Devolution: the next 5 years – councillors should be ashamed of themselves for signing us up with no consultation

House of Commons
Communities and Local Government Committee
Devolution: the next five years and beyond. First Report of Session 2015–16 25 Jan 2016


Devolution Objectives (Conclusion para 21)

As set out above, our witnesses gave us many important and ambitious reasons for pursuing devolution, particularly so for health devolution. However, with the exception of increasing economic growth, we are not certain whether these are intended to be the measurable objectives of devolution and are not convinced that the Government itself is any clearer. We are also not satisfied that the Government has considered and identified how to measure the success of a devolution deal once in place.”

The Approach to Devolution (from para 24 and 25)

….the current approach to devolution in England is overtly one of deal-making, which can be characterised as negotiations behind closed doors between central government and representatives of local authorities….
……Indeed, one of the consequences of deal-making is that devolution does not happen in a uniform manner; deals have so far been agreed with seven city regions and with Cornwall. Professor Pike described it as “very ad hoc” and “piecemeal”…..”

On Public Engagement (from para 51 and 52)

“We have been struck by the lack of discussion and consultation with the public in areas which have proposed, negotiated and agreed devolution deals.

At the question and answer session we held with residents during our visit to Greater Manchester, the vast majority of contributions, often made in angry tones, arose from the perceived lack of efforts by the combined authority to engage the public about the deal relating to their local area.

While many valid points were made, we note that attendees, having elected to attend the session, were not necessarily representative of all Greater Manchester residents who are likely to be less aware of devolution.

We were told that there had been a “complete, utter and total lack of democratic engagement”, “insufficient information” and that most people did not understand what Devo Manc was all about.

When we raised this with our Greater Manchester witnesses, Cllr Kieran Quinn, the Leader of Tameside Metropolitan Borough Council, said he fully accepted there could have been more transparency.
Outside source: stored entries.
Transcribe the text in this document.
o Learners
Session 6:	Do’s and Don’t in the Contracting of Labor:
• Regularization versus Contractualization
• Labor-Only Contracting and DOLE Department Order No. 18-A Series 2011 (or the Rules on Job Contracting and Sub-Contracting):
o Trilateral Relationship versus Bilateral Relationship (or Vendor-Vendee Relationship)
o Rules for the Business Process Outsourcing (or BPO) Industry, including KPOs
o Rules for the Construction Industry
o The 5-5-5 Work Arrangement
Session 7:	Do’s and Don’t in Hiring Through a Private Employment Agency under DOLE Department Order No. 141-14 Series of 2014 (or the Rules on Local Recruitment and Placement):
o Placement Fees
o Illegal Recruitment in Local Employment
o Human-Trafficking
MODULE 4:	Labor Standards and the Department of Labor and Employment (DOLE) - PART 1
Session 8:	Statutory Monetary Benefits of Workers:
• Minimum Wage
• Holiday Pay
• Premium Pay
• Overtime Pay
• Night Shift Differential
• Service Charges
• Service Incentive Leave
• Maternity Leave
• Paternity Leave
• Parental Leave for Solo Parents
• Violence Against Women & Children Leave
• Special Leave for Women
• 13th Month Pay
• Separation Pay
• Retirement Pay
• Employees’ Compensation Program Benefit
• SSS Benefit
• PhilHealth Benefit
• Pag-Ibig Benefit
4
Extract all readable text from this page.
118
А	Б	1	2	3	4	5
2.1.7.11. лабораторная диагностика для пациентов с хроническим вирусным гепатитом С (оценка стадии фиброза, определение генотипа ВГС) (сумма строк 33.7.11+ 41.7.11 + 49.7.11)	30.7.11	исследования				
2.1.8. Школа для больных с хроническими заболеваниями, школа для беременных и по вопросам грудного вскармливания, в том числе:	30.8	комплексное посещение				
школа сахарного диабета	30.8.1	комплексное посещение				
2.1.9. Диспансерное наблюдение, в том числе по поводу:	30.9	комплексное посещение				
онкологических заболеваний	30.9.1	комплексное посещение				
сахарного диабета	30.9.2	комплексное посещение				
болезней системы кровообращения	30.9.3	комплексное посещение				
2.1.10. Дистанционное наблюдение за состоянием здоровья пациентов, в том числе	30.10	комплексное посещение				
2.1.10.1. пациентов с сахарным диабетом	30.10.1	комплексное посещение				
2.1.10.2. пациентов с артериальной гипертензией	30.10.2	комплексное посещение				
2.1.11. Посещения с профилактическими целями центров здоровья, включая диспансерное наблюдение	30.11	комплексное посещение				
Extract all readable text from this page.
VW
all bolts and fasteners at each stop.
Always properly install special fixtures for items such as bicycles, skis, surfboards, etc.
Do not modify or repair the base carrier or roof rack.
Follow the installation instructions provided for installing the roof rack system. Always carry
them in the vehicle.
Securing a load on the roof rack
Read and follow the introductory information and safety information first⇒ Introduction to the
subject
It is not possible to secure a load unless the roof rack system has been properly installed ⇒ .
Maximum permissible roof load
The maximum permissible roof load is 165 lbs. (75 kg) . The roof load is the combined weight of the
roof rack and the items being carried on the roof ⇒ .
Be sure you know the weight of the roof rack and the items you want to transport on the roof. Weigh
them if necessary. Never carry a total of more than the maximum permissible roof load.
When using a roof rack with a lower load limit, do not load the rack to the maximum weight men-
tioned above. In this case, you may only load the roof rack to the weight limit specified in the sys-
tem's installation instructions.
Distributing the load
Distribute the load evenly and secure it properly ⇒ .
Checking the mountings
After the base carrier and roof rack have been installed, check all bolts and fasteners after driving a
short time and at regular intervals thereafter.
Cllr Sue Jeffrey, the Leader of Redcar and Cleveland Borough Council, told us that Tees Valley had not consulted the public before signing up to a deal and Cllr Alan Rhodes, Leader of Nottinghamshire County Council, said they were talking about the deal in the media and would hold a public consultation once it was agreed.
…..Cllr Quinn reasoned that, as the deal was bringing new powers to local people, not taking them away, limited public engagement could be excused

Conclusion (para 56)

“We think it is too late to engage the public only once a deal has been agreed. While it is reasonable that the actual negotiations are not open to the public, steps should be taken to inject more openness into the process by publishing on the relevant authorities’ websites:

• Devolution proposals and the Government’s counter-offers, within a reasonable time of them being made;
• An outline of what is being negotiated; and
• Drafts of the deal, and the text of the final deal.

The Government should also publish the criteria it uses to assess and agree proposals so local areas can refer to these when drawing up their devolution bid. A similar level of transparency should continue to be maintained once the deal has been agreed.”

Scrutiny (Conclusion para 77)

As the DCLG says, the overview and scrutiny requirements in the Bill are an initial framework to be used as a basis for more robust provisions, which we believe have a role in fostering public confidence in the new arrangements, as well as balancing vested interests. These should be developed to suit the characteristics of the local areas as a result of deliberate efforts to hold active discussions at local level, with residents involved in designing new and more open methods of scrutiny.

Local areas need to give active consideration to how the mayor will work with the council leaders and how s/he will be held to account. Although the elected mayor is intended to be a ‘first among equals’, s/he may soon establish, or already have, a profile and position which makes this balance difficult to achieve.”